The growth in gross domestic product translates into an annualized expansion of 3.3 percent, compared with the earlier-reported 1.1 percent annualized rise, the Cabinet Office said.
The rates exceeded the average forecast by private-sector economists of 0.5 percent quarterly growth, or an annualized 1.5 percent.
Strong growth in capital investment and a rise in inventories were the main factors behind the upward revision, an official at the Cabinet Office said.
The revised data follow a government announcement last month that the economy has emerged from a soft patch stemming from inventory adjustments in the information technology sector.

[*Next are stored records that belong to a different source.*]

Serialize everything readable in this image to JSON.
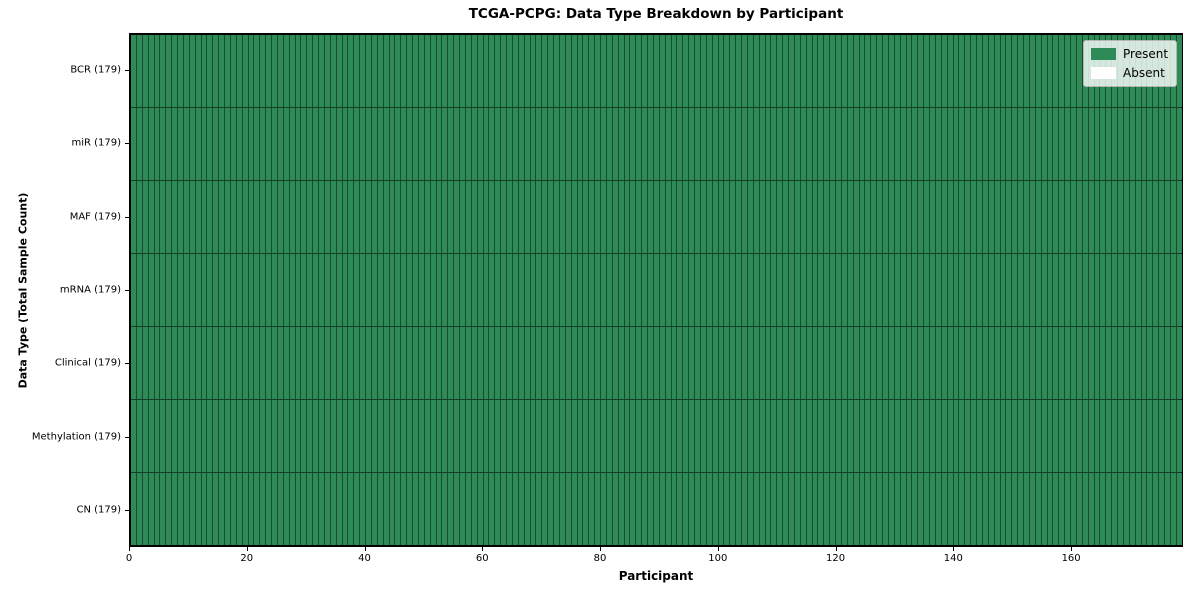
{
  "chart_data": {
    "type": "heatmap",
    "title": "TCGA-PCPG: Data Type Breakdown by Participant",
    "xlabel": "Participant",
    "ylabel": "Data Type (Total Sample Count)",
    "xlim": [
      0,
      179
    ],
    "x_ticks": [
      0,
      20,
      40,
      60,
      80,
      100,
      120,
      140,
      160
    ],
    "n_participants": 179,
    "rows": [
      {
        "data_type": "BCR",
        "label": "BCR (179)",
        "total_sample_count": 179,
        "present": 179,
        "absent": 0
      },
      {
        "data_type": "miR",
        "label": "miR (179)",
        "total_sample_count": 179,
        "present": 179,
        "absent": 0
      },
      {
        "data_type": "MAF",
        "label": "MAF (179)",
        "total_sample_count": 179,
        "present": 179,
        "absent": 0
      },
      {
        "data_type": "mRNA",
        "label": "mRNA (179)",
        "total_sample_count": 179,
        "present": 179,
        "absent": 0
      },
      {
        "data_type": "Clinical",
        "label": "Clinical (179)",
        "total_sample_count": 179,
        "present": 179,
        "absent": 0
      },
      {
        "data_type": "Methylation",
        "label": "Methylation (179)",
        "total_sample_count": 179,
        "present": 179,
        "absent": 0
      },
      {
        "data_type": "CN",
        "label": "CN (179)",
        "total_sample_count": 179,
        "present": 179,
        "absent": 0
      }
    ],
    "legend": {
      "position": "upper right",
      "entries": [
        {
          "name": "present",
          "label": "Present",
          "color": "#2e8b57"
        },
        {
          "name": "absent",
          "label": "Absent",
          "color": "#ffffff"
        }
      ]
    },
    "colors": {
      "present": "#2e8b57",
      "absent": "#ffffff",
      "cell_edge": "rgba(0,0,0,0.45)",
      "row_edge": "rgba(0,0,0,0.55)",
      "spine": "#000000",
      "background": "#ffffff"
    },
    "grid": false
  }
}
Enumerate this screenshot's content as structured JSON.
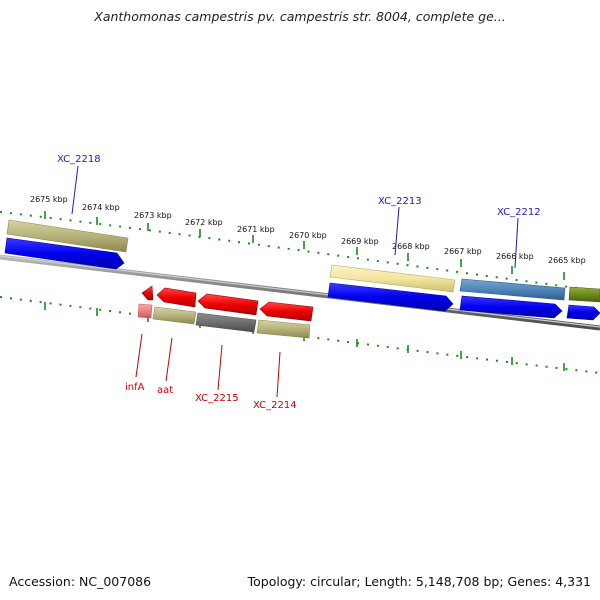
{
  "title": "Xanthomonas campestris pv. campestris str. 8004, complete ge...",
  "footer": {
    "accession": "Accession: NC_007086",
    "summary": "Topology: circular; Length: 5,148,708 bp; Genes: 4,331"
  },
  "colors": {
    "forward_cds": "#0000ee",
    "reverse_cds": "#ee0000",
    "feature_olive": "#b6b27a",
    "feature_pale_yellow": "#f2e6a0",
    "feature_steel_blue": "#4f86b8",
    "feature_dark_olive": "#6e8a1e",
    "feature_gray": "#6e6e6e",
    "feature_pink": "#f08080",
    "tick_green": "#1c8a1c",
    "backbone": "#7a7a7a",
    "forward_label": "#1a1acc",
    "reverse_label": "#cc0000"
  },
  "kbp_labels": [
    "2675 kbp",
    "2674 kbp",
    "2673 kbp",
    "2672 kbp",
    "2671 kbp",
    "2670 kbp",
    "2669 kbp",
    "2668 kbp",
    "2667 kbp",
    "2666 kbp",
    "2665 kbp"
  ],
  "gene_labels_forward": [
    "XC_2218",
    "XC_2213",
    "XC_2212"
  ],
  "gene_labels_reverse": [
    "infA",
    "aat",
    "XC_2215",
    "XC_2214"
  ]
}
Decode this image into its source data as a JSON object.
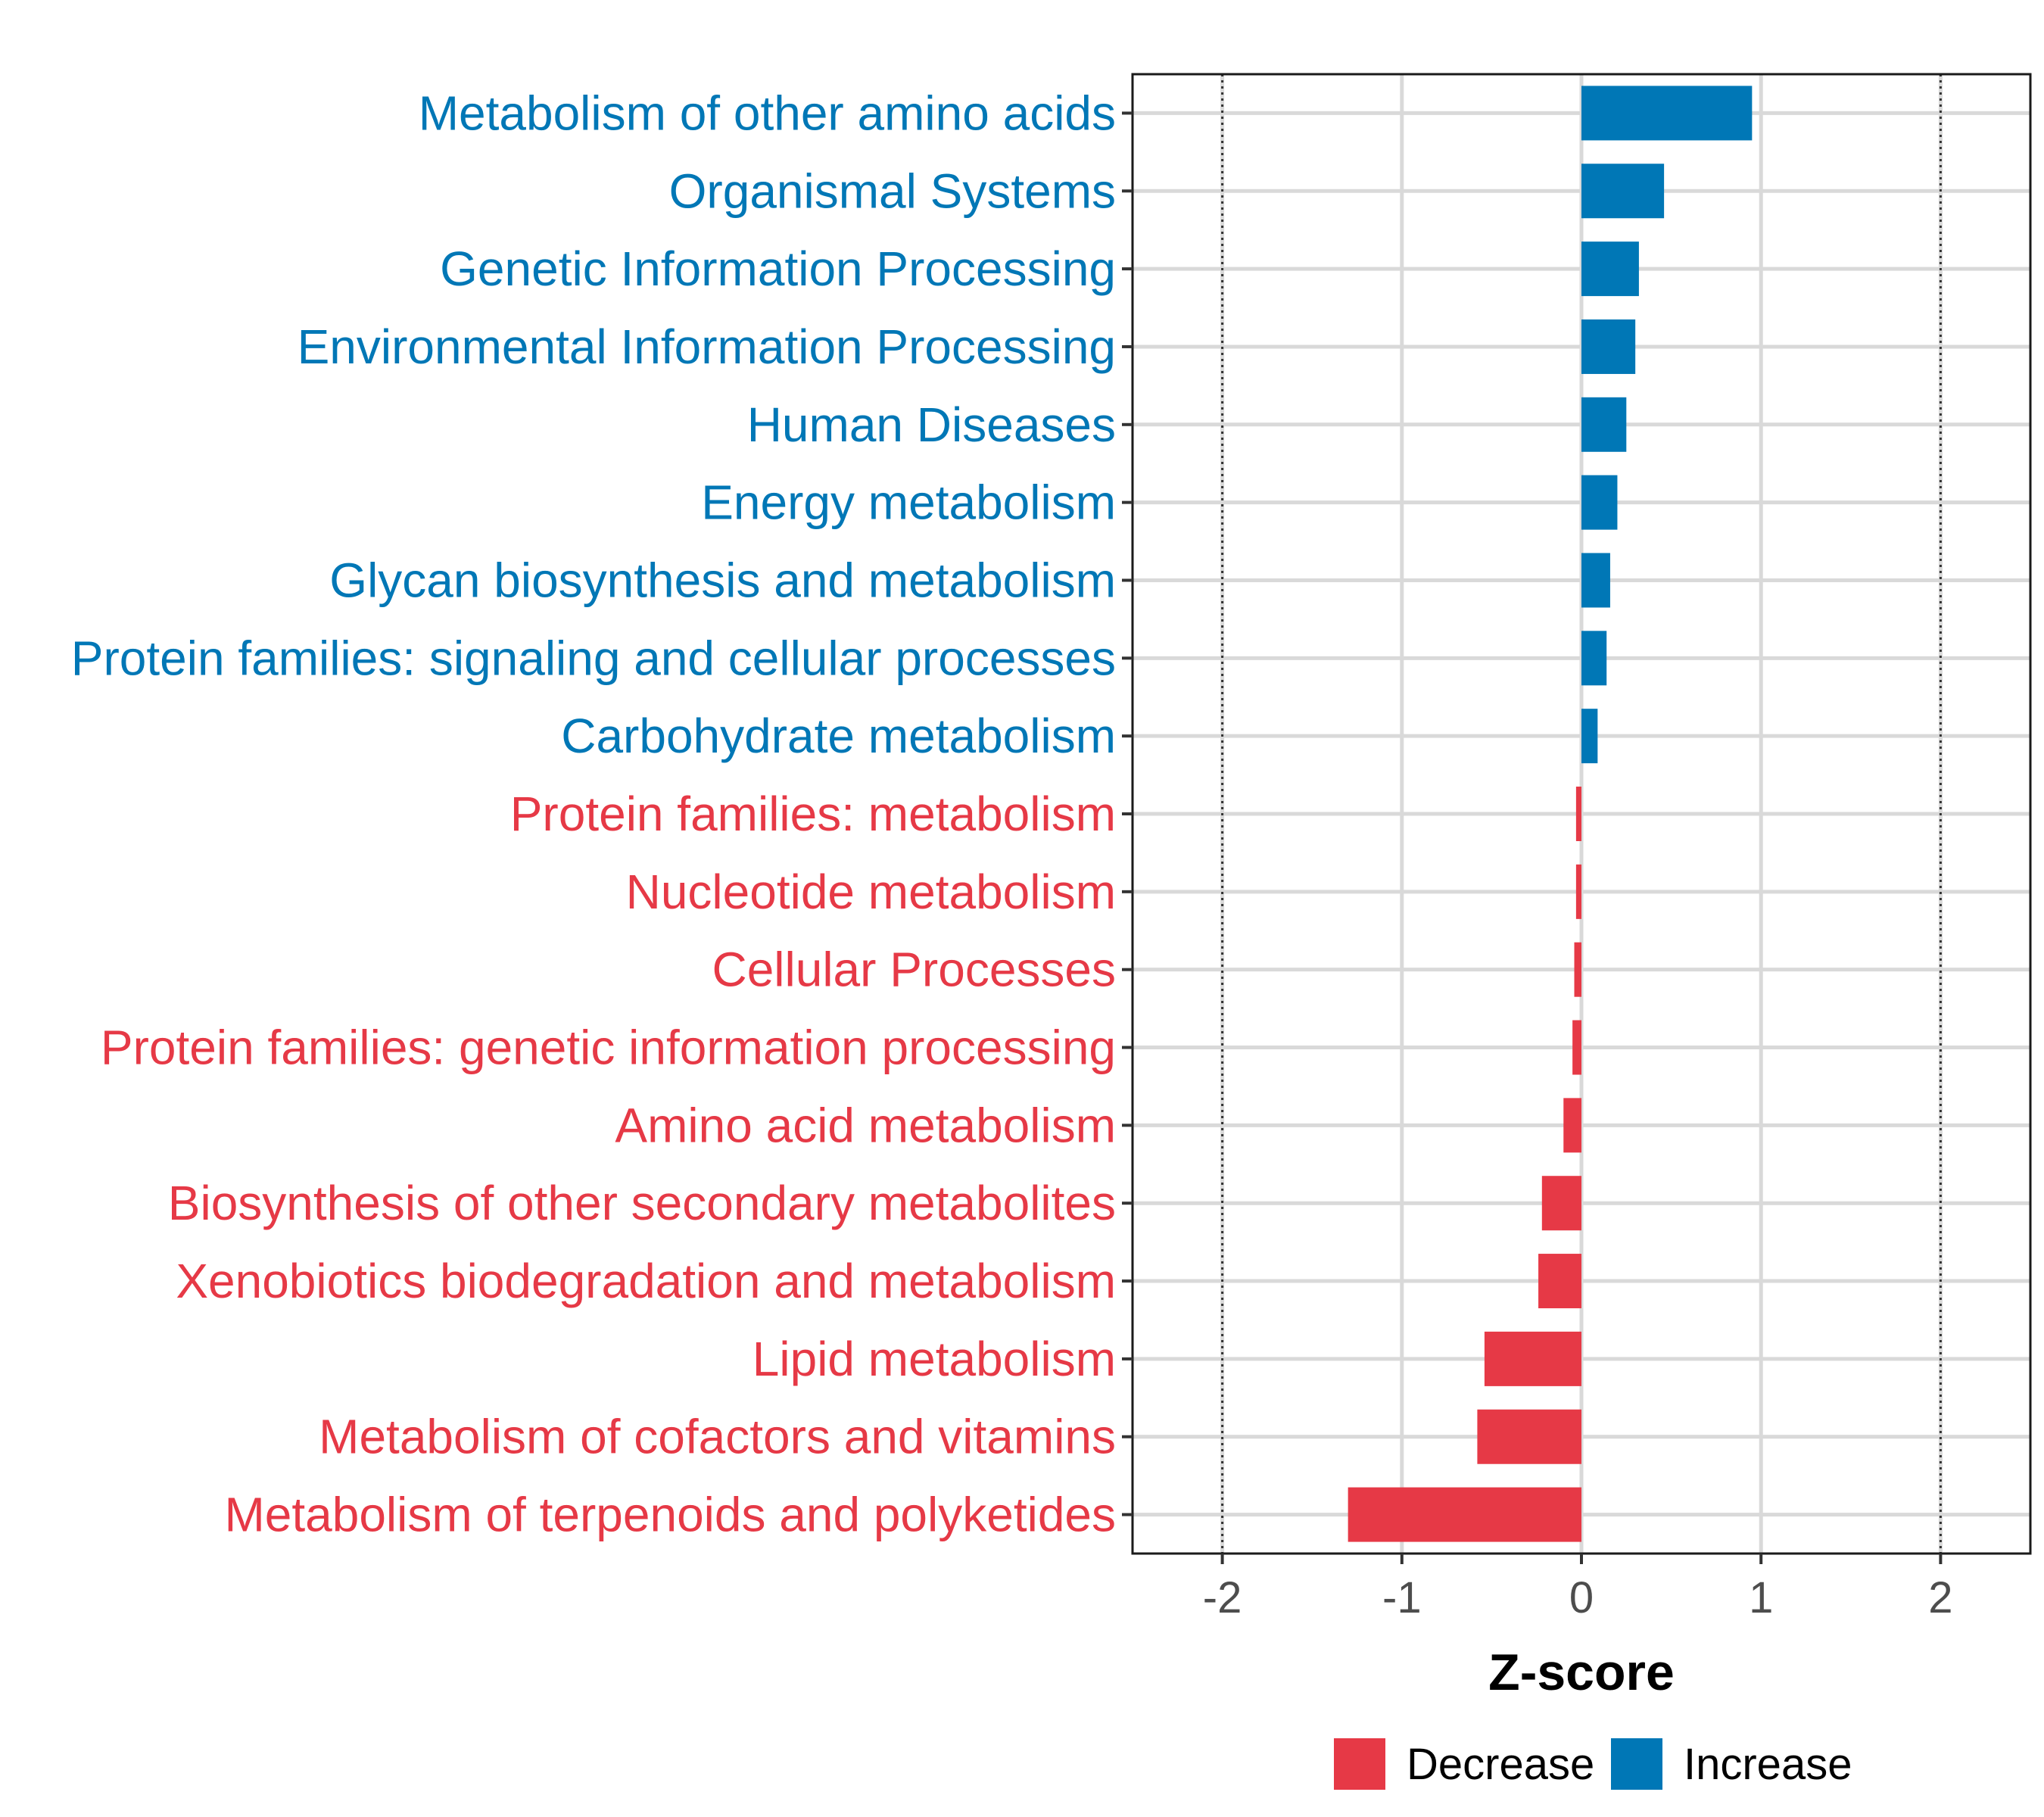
{
  "chart_data": {
    "type": "bar",
    "orientation": "horizontal",
    "xlabel": "Z-score",
    "ylabel": "",
    "xlim": [
      -2.5,
      2.5
    ],
    "xticks": [
      -2,
      -1,
      0,
      1,
      2
    ],
    "xtick_labels": [
      "-2",
      "-1",
      "0",
      "1",
      "2"
    ],
    "reference_lines": [
      -2,
      2
    ],
    "grid": true,
    "legend_position": "bottom",
    "colors": {
      "Decrease": "#E63946",
      "Increase": "#0077B6"
    },
    "legend": [
      {
        "label": "Decrease",
        "color": "#E63946"
      },
      {
        "label": "Increase",
        "color": "#0077B6"
      }
    ],
    "categories": [
      "Metabolism of other amino acids",
      "Organismal Systems",
      "Genetic Information Processing",
      "Environmental Information Processing",
      "Human Diseases",
      "Energy metabolism",
      "Glycan biosynthesis and metabolism",
      "Protein families: signaling and cellular processes",
      "Carbohydrate metabolism",
      "Protein families: metabolism",
      "Nucleotide metabolism",
      "Cellular Processes",
      "Protein families: genetic information processing",
      "Amino acid metabolism",
      "Biosynthesis of other secondary metabolites",
      "Xenobiotics biodegradation and metabolism",
      "Lipid metabolism",
      "Metabolism of cofactors and vitamins",
      "Metabolism of terpenoids and polyketides"
    ],
    "values": [
      0.95,
      0.46,
      0.32,
      0.3,
      0.25,
      0.2,
      0.16,
      0.14,
      0.09,
      -0.03,
      -0.03,
      -0.04,
      -0.05,
      -0.1,
      -0.22,
      -0.24,
      -0.54,
      -0.58,
      -1.3
    ],
    "groups": [
      "Increase",
      "Increase",
      "Increase",
      "Increase",
      "Increase",
      "Increase",
      "Increase",
      "Increase",
      "Increase",
      "Decrease",
      "Decrease",
      "Decrease",
      "Decrease",
      "Decrease",
      "Decrease",
      "Decrease",
      "Decrease",
      "Decrease",
      "Decrease"
    ]
  }
}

“With firm growth in personal spending and investment, we hold to our view that the Japanese economy is spearheaded by domestic demand,” the official said.
Personal spending was revised downward to 0.6 percent.
He said the growth in inventories is not a serious problem, as inventories have recently tended to swing quarter by quarter and progress has been made in inventory adjustments in the IT-related sectors.
A rise in inventories pushes up GDP, though mounting inventories are usually taken as a negative sign in economic growth.
Many analysts were surprised at, but welcomed, the larger-than-expected economic expansion in the April-June period.
“Although the disaster of Hurricane Katrina in the United States and the spike in crude oil prices may temporarily hit the Japanese economy in the July-September period, it will probably grow back in the October-December quarter,” said Takehiro Sato, an economist and executive director at Morgan Stanley Japan Ltd.
With the steady growth in the April-June period, the economy could grow a real 3.0 percent in fiscal 2005, he said.
On a nominal basis, GDP rose 0.4 percent, or an annualized 1.7 percent, in the second quarter of the year, compared with a 0.01 percent increase, or an annualized 0.03 percent rise, in the preliminary report.
In the April-June quarter, capital investment jumped a real 3.6 percent, revised upward from 2.2 percent in the initial report.